TLD Reference

Top-level domains: gTLDs, sTLDs and popular country codes.

Open tool

Overview

The TLD Reference is a searchable directory of top-level domains — the part of a domain after the final dot. It covers generic TLDs (gTLDs like .com, .org, .net), sponsored TLDs (sTLDs like .gov, .edu, .museum) and the popular country-code TLDs (ccTLDs like .uk, .de, .jp, .io) along with the registry, purpose and any usage restrictions.

It is built for domain shoppers comparing extensions, developers configuring DNS and SEO writers looking for unusual TLDs to feature. Long-tail queries it covers include "what is the registry for .io", "is .ai a country code", "list of all gTLDs", and "TLDs with no registration restrictions".

How it works

The dataset draws from the IANA root zone database, which is the authoritative list of every active TLD. Each row carries the TLD, the registry (or sponsoring organisation), the type (gTLD, sTLD, ccTLD, brand, sponsored), a short description and a note on whether registration is open, restricted or closed.

Search runs a case-insensitive contains match across the TLD itself, the description and the registry. Typing "io" surfaces .io; typing "british" surfaces .uk via its description. The reference also flags TLDs that are widely used outside their original sponsor's intended audience — .io for tech startups, .me for personal sites and .tv for video.

Examples

.com   →  Verisign           →  gTLD, open registration, the original commercial domain
.uk    →  Nominet            →  ccTLD, United Kingdom
.io    →  Internet Computer Bureau  →  ccTLD (British Indian Ocean Territory), popular with tech
.gov   →  CISA               →  sTLD, US federal and state government only

FAQ

How many TLDs are there?

Over 1,500 active TLDs are in the root zone. The number has grown rapidly since ICANN started a new gTLD round in 2012, which added hundreds of brand and generic terms (.app, .blog, .photography).

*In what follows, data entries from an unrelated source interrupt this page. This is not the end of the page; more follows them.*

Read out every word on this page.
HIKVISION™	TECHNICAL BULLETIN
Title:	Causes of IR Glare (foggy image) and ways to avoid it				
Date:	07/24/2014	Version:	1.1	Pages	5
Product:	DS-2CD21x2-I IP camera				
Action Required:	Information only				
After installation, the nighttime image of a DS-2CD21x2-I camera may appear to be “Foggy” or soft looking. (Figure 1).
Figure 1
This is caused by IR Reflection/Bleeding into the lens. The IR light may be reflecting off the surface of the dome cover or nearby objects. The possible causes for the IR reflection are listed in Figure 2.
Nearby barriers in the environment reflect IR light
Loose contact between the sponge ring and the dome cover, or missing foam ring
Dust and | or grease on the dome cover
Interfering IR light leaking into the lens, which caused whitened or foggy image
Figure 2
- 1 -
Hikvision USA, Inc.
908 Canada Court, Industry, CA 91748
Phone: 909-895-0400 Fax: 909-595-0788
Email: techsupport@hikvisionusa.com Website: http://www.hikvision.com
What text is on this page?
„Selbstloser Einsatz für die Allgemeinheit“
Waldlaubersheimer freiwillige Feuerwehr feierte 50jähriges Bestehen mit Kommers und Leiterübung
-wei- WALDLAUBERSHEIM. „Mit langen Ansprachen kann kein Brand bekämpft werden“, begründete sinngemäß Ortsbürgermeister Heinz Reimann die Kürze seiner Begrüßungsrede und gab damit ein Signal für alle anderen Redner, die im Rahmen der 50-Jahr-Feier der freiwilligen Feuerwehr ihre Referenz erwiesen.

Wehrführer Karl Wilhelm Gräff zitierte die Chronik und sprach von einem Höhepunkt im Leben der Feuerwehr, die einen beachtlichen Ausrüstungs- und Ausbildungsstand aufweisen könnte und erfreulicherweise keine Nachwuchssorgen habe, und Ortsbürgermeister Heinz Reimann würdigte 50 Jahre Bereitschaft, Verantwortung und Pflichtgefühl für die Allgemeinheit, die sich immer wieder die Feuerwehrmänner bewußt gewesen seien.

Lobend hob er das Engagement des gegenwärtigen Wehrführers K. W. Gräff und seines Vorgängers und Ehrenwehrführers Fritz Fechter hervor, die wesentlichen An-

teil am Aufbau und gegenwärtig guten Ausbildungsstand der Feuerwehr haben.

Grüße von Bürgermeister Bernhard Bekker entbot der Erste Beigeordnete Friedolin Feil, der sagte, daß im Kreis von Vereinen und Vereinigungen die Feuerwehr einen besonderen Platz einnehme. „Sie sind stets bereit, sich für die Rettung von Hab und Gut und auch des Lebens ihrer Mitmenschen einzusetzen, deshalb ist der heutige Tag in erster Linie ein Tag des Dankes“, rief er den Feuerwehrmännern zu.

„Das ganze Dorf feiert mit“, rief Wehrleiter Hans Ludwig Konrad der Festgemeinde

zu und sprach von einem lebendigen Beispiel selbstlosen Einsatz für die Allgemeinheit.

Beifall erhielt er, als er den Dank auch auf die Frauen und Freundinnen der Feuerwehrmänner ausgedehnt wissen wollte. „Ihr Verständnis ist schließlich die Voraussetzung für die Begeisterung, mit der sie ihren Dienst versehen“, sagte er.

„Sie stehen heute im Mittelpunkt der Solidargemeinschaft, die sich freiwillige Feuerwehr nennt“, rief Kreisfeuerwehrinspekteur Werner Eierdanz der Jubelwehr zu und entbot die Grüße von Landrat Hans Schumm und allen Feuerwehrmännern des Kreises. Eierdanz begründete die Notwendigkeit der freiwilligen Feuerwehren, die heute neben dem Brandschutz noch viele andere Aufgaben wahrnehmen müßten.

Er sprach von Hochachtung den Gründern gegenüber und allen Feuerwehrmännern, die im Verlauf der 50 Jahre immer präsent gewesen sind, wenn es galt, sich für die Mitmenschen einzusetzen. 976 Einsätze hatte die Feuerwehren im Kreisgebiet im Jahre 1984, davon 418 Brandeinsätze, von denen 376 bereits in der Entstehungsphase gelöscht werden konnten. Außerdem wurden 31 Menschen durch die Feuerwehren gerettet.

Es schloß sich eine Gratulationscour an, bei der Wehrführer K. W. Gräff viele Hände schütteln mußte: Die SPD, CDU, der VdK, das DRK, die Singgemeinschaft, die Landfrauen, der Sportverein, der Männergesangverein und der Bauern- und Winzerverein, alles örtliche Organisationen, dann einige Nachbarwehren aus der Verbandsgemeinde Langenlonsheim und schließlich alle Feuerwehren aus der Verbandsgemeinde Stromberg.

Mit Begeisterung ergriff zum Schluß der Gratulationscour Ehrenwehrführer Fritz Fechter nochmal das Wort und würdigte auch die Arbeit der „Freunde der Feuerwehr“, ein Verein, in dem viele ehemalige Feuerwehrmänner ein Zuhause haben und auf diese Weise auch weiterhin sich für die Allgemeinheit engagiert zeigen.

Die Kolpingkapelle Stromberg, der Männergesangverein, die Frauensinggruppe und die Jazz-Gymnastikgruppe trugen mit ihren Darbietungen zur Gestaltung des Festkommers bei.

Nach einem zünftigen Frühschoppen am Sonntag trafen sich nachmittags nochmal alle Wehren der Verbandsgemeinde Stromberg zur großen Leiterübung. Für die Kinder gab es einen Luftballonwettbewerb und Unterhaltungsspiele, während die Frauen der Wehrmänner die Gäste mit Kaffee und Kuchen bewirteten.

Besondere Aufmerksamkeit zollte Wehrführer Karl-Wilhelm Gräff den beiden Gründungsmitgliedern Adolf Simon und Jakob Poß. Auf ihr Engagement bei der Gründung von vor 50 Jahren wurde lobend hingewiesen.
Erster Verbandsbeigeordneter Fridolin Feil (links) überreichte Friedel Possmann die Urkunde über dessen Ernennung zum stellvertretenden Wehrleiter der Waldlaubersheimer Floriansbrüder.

Are .ai and .io country codes?

Yes. .ai is Anguilla and .io is the British Indian Ocean Territory. Both have become popular for tech startups because of the obvious acronym, despite their original geographic mandate.

Is .uk the same as .co.uk?

Both are managed by Nominet. .co.uk is the older commercial second-level domain; .uk is a direct registration introduced in 2014. Many businesses register both to protect their name.

Are gTLDs guaranteed to be open?

No. Many newer gTLDs are restricted to specific industries (.bank requires a banking license) or are operated as brand domains (.google is closed for Google's exclusive use).

What's a brand TLD?

A TLD applied for by a single company for its exclusive use, like .google, .ford or .apple. Brand TLDs cannot be registered by the public and are used internally for company-controlled subdomains.